= Communauté des Religieuses Filles de Notre-Dame du Cap-Français =

Communauté des Religieuses Filles de Notre-Dame du Cap-Français was a convent in Cap-Français in Saint-Domingue, active from 1731 to 1793. It was a public institution which functioned as a refuge for women and a school for girls, presumable the only such institution in the colony.

The convent was founded in November 1731 by the order of Mère Jeanne Lestonnac from Bordeaux in France: the order had connections to the Jesuits, and the members in the colony were referred to as jesuitine. They wore a black habit.

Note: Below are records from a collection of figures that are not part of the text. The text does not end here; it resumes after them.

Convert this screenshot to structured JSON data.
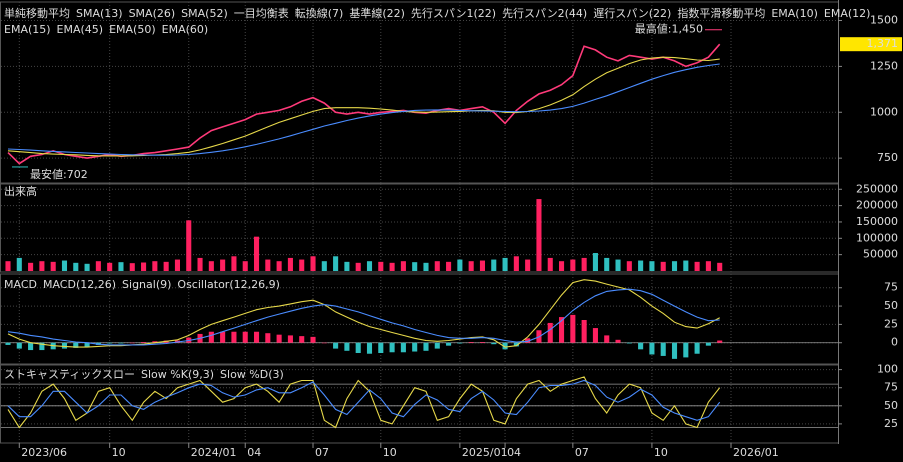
{
  "chart_data": [
    {
      "type": "line",
      "ylim": [
        620,
        1590
      ],
      "yticks": [
        750,
        1000,
        1250,
        1500
      ],
      "grid": true,
      "legend_rows": [
        [
          {
            "name": "単純移動平均",
            "color": "#ffffff"
          },
          {
            "name": "SMA(13)",
            "color": "#e6d84a"
          },
          {
            "name": "SMA(26)",
            "color": "#4a8cff"
          },
          {
            "name": "SMA(52)",
            "color": "#ff7ab0"
          },
          {
            "name": "一目均衡表",
            "color": "#ffffff"
          },
          {
            "name": "転換線(7)",
            "color": "#ff7ab0"
          },
          {
            "name": "基準線(22)",
            "color": "#e6d84a"
          },
          {
            "name": "先行スパン1(22)",
            "color": "#ff5a3a"
          },
          {
            "name": "先行スパン2(44)",
            "color": "#3aaa6a"
          },
          {
            "name": "遅行スパン(22)",
            "color": "#4a8cff"
          },
          {
            "name": "指数平滑移動平均",
            "color": "#ffffff"
          },
          {
            "name": "EMA(10)",
            "color": "#e6d84a"
          },
          {
            "name": "EMA(12)",
            "color": "#4a8cff"
          }
        ],
        [
          {
            "name": "EMA(15)",
            "color": "#ff7ab0"
          },
          {
            "name": "EMA(45)",
            "color": "#ff3a5a"
          },
          {
            "name": "EMA(50)",
            "color": "#3aaa6a"
          },
          {
            "name": "EMA(60)",
            "color": "#aaaaaa"
          }
        ]
      ],
      "high_label": {
        "value": 1450,
        "label": "最高値:1,450"
      },
      "low_label": {
        "value": 702,
        "label": "最安値:702"
      },
      "price_label": {
        "value": 1371,
        "label": "1,371"
      },
      "series": [
        {
          "name": "終値",
          "color": "#ff3a7a",
          "values": [
            780,
            720,
            760,
            770,
            790,
            770,
            760,
            750,
            760,
            770,
            760,
            765,
            775,
            780,
            790,
            800,
            810,
            860,
            900,
            920,
            940,
            960,
            990,
            1000,
            1010,
            1030,
            1060,
            1080,
            1050,
            1000,
            990,
            1000,
            990,
            1000,
            1005,
            1010,
            1000,
            995,
            1010,
            1020,
            1010,
            1020,
            1030,
            1000,
            940,
            1010,
            1060,
            1100,
            1120,
            1150,
            1200,
            1360,
            1340,
            1300,
            1280,
            1310,
            1300,
            1290,
            1300,
            1280,
            1250,
            1270,
            1300,
            1371,
            null
          ]
        },
        {
          "name": "SMA(13)",
          "color": "#e6d84a",
          "values": [
            790,
            785,
            780,
            775,
            772,
            770,
            768,
            765,
            763,
            762,
            762,
            763,
            765,
            767,
            770,
            775,
            782,
            795,
            812,
            830,
            850,
            870,
            895,
            920,
            945,
            965,
            985,
            1005,
            1020,
            1025,
            1025,
            1025,
            1022,
            1018,
            1012,
            1005,
            1002,
            1000,
            1001,
            1003,
            1005,
            1008,
            1010,
            1008,
            1000,
            998,
            1005,
            1020,
            1040,
            1065,
            1095,
            1140,
            1180,
            1215,
            1240,
            1265,
            1285,
            1295,
            1300,
            1298,
            1292,
            1285,
            1282,
            1290,
            null
          ]
        },
        {
          "name": "SMA(26)",
          "color": "#4a8cff",
          "values": [
            800,
            797,
            794,
            790,
            787,
            784,
            781,
            778,
            775,
            772,
            770,
            768,
            767,
            766,
            766,
            767,
            770,
            775,
            782,
            790,
            800,
            812,
            825,
            840,
            855,
            872,
            890,
            907,
            925,
            940,
            955,
            968,
            980,
            990,
            998,
            1005,
            1010,
            1012,
            1013,
            1012,
            1010,
            1008,
            1007,
            1006,
            1004,
            1003,
            1004,
            1007,
            1012,
            1020,
            1032,
            1050,
            1070,
            1090,
            1112,
            1135,
            1158,
            1180,
            1200,
            1218,
            1232,
            1245,
            1255,
            1263,
            null
          ]
        }
      ]
    },
    {
      "type": "bar",
      "title": "出来高",
      "ylim": [
        0,
        260000
      ],
      "yticks": [
        50000,
        100000,
        150000,
        200000,
        250000
      ],
      "grid": true,
      "up_color": "#ff2060",
      "down_color": "#30c0c0",
      "values": [
        30000,
        40000,
        25000,
        30000,
        28000,
        32000,
        25000,
        22000,
        30000,
        25000,
        27000,
        24000,
        26000,
        30000,
        28000,
        35000,
        155000,
        40000,
        30000,
        35000,
        45000,
        30000,
        105000,
        35000,
        30000,
        40000,
        35000,
        45000,
        30000,
        45000,
        28000,
        25000,
        30000,
        28000,
        25000,
        30000,
        27000,
        25000,
        30000,
        28000,
        35000,
        30000,
        32000,
        35000,
        40000,
        45000,
        35000,
        220000,
        40000,
        30000,
        35000,
        40000,
        55000,
        40000,
        35000,
        30000,
        32000,
        30000,
        28000,
        30000,
        32000,
        28000,
        30000,
        25000,
        null
      ]
    },
    {
      "type": "line",
      "ylim": [
        -29,
        91
      ],
      "yticks": [
        0,
        25,
        50,
        75
      ],
      "grid": true,
      "legend_title": "MACD",
      "series": [
        {
          "name": "MACD(12,26)",
          "color": "#e6d84a",
          "values": [
            12,
            5,
            0,
            -2,
            -4,
            -5,
            -6,
            -6,
            -5,
            -4,
            -4,
            -3,
            -2,
            0,
            2,
            4,
            10,
            18,
            25,
            30,
            35,
            40,
            45,
            48,
            50,
            53,
            56,
            58,
            52,
            42,
            35,
            28,
            22,
            18,
            14,
            10,
            6,
            3,
            2,
            3,
            5,
            7,
            8,
            4,
            -6,
            -4,
            8,
            25,
            45,
            65,
            82,
            86,
            84,
            80,
            76,
            72,
            62,
            50,
            40,
            28,
            22,
            20,
            26,
            34,
            null
          ]
        },
        {
          "name": "Signal(9)",
          "color": "#4a8cff",
          "values": [
            15,
            13,
            10,
            8,
            5,
            3,
            1,
            0,
            -2,
            -3,
            -3,
            -3,
            -3,
            -2,
            -1,
            1,
            3,
            6,
            10,
            15,
            20,
            25,
            30,
            35,
            39,
            43,
            47,
            50,
            52,
            50,
            46,
            42,
            37,
            32,
            27,
            23,
            18,
            14,
            10,
            7,
            6,
            6,
            7,
            6,
            3,
            1,
            2,
            8,
            18,
            30,
            44,
            55,
            64,
            70,
            72,
            73,
            71,
            66,
            58,
            50,
            42,
            35,
            30,
            31,
            null
          ]
        },
        {
          "name": "Oscillator(12,26,9)",
          "color": "#ff2060",
          "type": "bar",
          "down_color": "#30c0c0",
          "values": [
            -3,
            -8,
            -10,
            -10,
            -9,
            -8,
            -7,
            -6,
            -3,
            -1,
            -1,
            0,
            1,
            2,
            3,
            3,
            7,
            12,
            15,
            15,
            15,
            15,
            15,
            13,
            11,
            10,
            9,
            8,
            0,
            -8,
            -11,
            -14,
            -15,
            -14,
            -13,
            -13,
            -12,
            -11,
            -8,
            -4,
            -1,
            1,
            1,
            -2,
            -9,
            -5,
            6,
            17,
            27,
            35,
            38,
            31,
            20,
            10,
            4,
            -1,
            -9,
            -16,
            -18,
            -22,
            -20,
            -15,
            -4,
            3,
            null
          ]
        }
      ]
    },
    {
      "type": "line",
      "ylim": [
        0,
        105
      ],
      "yticks": [
        25,
        50,
        75,
        100
      ],
      "hlines": [
        20,
        50,
        80
      ],
      "grid": true,
      "legend_title": "ストキャスティックスロー",
      "categories": [
        null,
        "2023/06",
        null,
        null,
        null,
        null,
        null,
        null,
        null,
        "10",
        null,
        null,
        null,
        null,
        null,
        null,
        "2024/01",
        null,
        null,
        null,
        null,
        "04",
        null,
        null,
        null,
        null,
        null,
        "07",
        null,
        null,
        null,
        null,
        null,
        "10",
        null,
        null,
        null,
        null,
        null,
        null,
        "2025/01",
        null,
        null,
        null,
        "04",
        null,
        null,
        null,
        null,
        null,
        "07",
        null,
        null,
        null,
        null,
        null,
        null,
        "10",
        null,
        null,
        null,
        null,
        null,
        null,
        "2026/01"
      ],
      "series": [
        {
          "name": "Slow %K(9,3)",
          "color": "#e6d84a",
          "values": [
            45,
            20,
            40,
            70,
            80,
            60,
            30,
            40,
            70,
            75,
            50,
            30,
            55,
            70,
            60,
            75,
            80,
            85,
            70,
            55,
            60,
            75,
            80,
            70,
            55,
            80,
            85,
            85,
            30,
            20,
            60,
            85,
            70,
            30,
            25,
            50,
            75,
            70,
            30,
            35,
            60,
            80,
            70,
            30,
            25,
            60,
            80,
            85,
            70,
            80,
            85,
            90,
            60,
            40,
            65,
            80,
            75,
            40,
            30,
            50,
            25,
            20,
            55,
            75,
            null
          ]
        },
        {
          "name": "Slow %D(3)",
          "color": "#4a8cff",
          "values": [
            50,
            35,
            35,
            50,
            70,
            70,
            55,
            40,
            50,
            65,
            65,
            50,
            45,
            55,
            62,
            68,
            75,
            80,
            78,
            68,
            62,
            65,
            72,
            75,
            68,
            68,
            75,
            83,
            65,
            45,
            38,
            55,
            72,
            60,
            40,
            35,
            52,
            65,
            58,
            45,
            42,
            60,
            70,
            58,
            40,
            38,
            55,
            75,
            78,
            78,
            80,
            85,
            78,
            62,
            55,
            62,
            73,
            65,
            48,
            40,
            35,
            30,
            35,
            55,
            null
          ]
        }
      ]
    }
  ]
}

The convent had an obligation to give refuge to every female in need, usually separated and divorced women. During the 1780s, it housed 18 nuns and novices, and 40-50 female guests. The convent also housed the only confirmed school for girls in the colony, which offered reading, writing and arithmetic. In accordance with the wishes of the abbess Marie de Cambolas (1697-1757), it accepted students of all races. Shortly before the Haitian Revolution in 1791, there was a report that several of its students had been enrolled by the student "Princess Amethyst" in the voodoo religion.

The convent was likely destroyed during the Pillage of Cap-Français in 20-26 June 1793, when most of the city was burnt and the white population took refuge in the ships of the harbour and departed with them.